Uji coba bertajuk “Going Full Spectrum” ini tidak membawa muatan (non-payload flight), dan bertujuan mengonfirmasi performa seluruh sistem roket. Jika sukses, misi ini akan membuka jalan bagi Eropa membangun sistem peluncuran luar angkasa yang mandiri dan berbiaya lebih rendah, mengurangi ketergantungan pada peluncuran dari AS.

Selama ini, peluncuran roket di Eropa sangat tergantung pada proyek milik pemerintah seperti Ariane dan Vega, yang tidak fleksibel dan memiliki biaya tinggi. Dari total 263 peluncuran global pada tahun 2024, AS mendominasi dengan 145 peluncuran, dan 138 di antaranya dilakukan oleh SpaceX. Sebaliknya, Eropa hanya mengandalkan sistem peluncuran konvensional. Di sinilah peran startup seperti Isar Aerospace menjadi vital untuk menghadirkan perubahan.

Eropa kini tengah membangun dua lokasi peluncuran utama: Spaceport Andøya di Norwegia dan SaxaVord Spaceport di Kepulauan Shetland, Inggris. Isar mendapat hak eksklusif untuk menggunakan peluncur utama di Andøya, sementara perusahaan seperti Orbex dan RFA (Rocket Factory Augsburg) akan beroperasi dari SaxaVord — menciptakan strategi peluncuran multipolar.

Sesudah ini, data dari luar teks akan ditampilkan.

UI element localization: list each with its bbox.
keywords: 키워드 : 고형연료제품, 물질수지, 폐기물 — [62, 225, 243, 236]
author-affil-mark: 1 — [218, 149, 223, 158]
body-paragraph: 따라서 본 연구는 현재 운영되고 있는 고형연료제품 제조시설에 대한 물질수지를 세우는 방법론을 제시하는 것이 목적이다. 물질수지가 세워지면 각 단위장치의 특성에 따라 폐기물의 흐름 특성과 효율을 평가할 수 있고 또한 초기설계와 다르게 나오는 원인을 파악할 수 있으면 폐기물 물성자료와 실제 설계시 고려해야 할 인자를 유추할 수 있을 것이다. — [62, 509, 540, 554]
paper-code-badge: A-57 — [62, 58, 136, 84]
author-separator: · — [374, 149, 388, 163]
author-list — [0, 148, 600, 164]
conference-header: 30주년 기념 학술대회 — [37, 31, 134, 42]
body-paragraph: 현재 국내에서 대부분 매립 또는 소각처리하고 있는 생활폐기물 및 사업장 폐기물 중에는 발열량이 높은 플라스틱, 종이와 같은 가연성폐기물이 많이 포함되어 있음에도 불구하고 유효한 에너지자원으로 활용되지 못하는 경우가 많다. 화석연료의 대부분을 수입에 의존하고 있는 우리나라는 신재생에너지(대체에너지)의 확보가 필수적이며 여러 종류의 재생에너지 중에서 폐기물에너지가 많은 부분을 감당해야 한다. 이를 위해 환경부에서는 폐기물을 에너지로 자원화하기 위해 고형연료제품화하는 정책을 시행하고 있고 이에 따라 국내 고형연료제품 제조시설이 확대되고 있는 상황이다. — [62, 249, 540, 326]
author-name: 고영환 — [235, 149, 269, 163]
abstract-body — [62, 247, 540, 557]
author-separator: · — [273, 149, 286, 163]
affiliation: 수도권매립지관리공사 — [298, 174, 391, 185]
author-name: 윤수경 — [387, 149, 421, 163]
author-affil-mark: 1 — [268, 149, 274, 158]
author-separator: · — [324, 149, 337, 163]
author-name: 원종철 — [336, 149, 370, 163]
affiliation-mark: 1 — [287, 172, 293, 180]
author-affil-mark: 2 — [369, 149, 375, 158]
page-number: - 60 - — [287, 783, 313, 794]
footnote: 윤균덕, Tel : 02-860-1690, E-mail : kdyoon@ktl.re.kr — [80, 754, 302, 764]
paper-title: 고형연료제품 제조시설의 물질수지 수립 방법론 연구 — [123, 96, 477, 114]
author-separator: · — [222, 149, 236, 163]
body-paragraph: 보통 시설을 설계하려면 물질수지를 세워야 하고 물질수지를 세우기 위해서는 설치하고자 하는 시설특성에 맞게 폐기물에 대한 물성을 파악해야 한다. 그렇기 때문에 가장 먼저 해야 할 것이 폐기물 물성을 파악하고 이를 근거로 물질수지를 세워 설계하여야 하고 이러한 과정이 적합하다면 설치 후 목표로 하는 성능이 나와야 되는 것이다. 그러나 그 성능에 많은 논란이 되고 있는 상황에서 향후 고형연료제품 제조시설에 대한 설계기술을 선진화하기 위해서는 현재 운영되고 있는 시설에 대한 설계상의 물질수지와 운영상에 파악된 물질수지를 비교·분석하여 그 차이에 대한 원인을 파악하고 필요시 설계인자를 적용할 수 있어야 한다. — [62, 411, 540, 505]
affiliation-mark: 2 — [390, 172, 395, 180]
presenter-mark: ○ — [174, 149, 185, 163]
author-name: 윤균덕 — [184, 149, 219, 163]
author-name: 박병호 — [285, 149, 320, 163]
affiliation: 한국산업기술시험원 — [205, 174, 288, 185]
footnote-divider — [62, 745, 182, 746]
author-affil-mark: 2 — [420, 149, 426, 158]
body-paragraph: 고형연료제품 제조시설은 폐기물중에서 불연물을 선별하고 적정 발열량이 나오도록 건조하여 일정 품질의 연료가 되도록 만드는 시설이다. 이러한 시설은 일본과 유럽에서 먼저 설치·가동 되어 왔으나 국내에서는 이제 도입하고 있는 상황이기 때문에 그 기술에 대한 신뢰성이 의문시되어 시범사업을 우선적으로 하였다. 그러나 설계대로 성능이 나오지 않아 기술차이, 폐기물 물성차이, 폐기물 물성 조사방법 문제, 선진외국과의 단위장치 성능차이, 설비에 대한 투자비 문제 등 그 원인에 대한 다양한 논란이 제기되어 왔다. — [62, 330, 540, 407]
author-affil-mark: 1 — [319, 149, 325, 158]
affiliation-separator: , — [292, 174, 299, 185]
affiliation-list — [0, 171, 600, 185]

Roket Spectrum memiliki desain dua tahap dengan panjang 28 meter. Tahap pertama ditenagai oleh sembilan mesin, menggunakan bahan bakar propana cair dan oksigen cair, yang menawarkan efisiensi tinggi. Target akhirnya adalah dapat mengangkut muatan hingga 1.000 kg ke orbit rendah Bumi (LEO). Namun, peluncuran kali ini hanya berfokus pada uji performa sistem.

Akan tetapi, tantangan utama bagi Eropa untuk menyamai SpaceX adalah mengembangkan teknologi daur ulang roket. Beberapa perusahaan seperti RFA dan MaiaSpace tengah mengembangkan sistem pengembalian roket, salah satunya dengan menggunakan parasut, meniru pendekatan Falcon 9. Keberhasilan teknologi ini akan menjadi penentu utama apakah biaya peluncuran Eropa bisa bersaing secara global.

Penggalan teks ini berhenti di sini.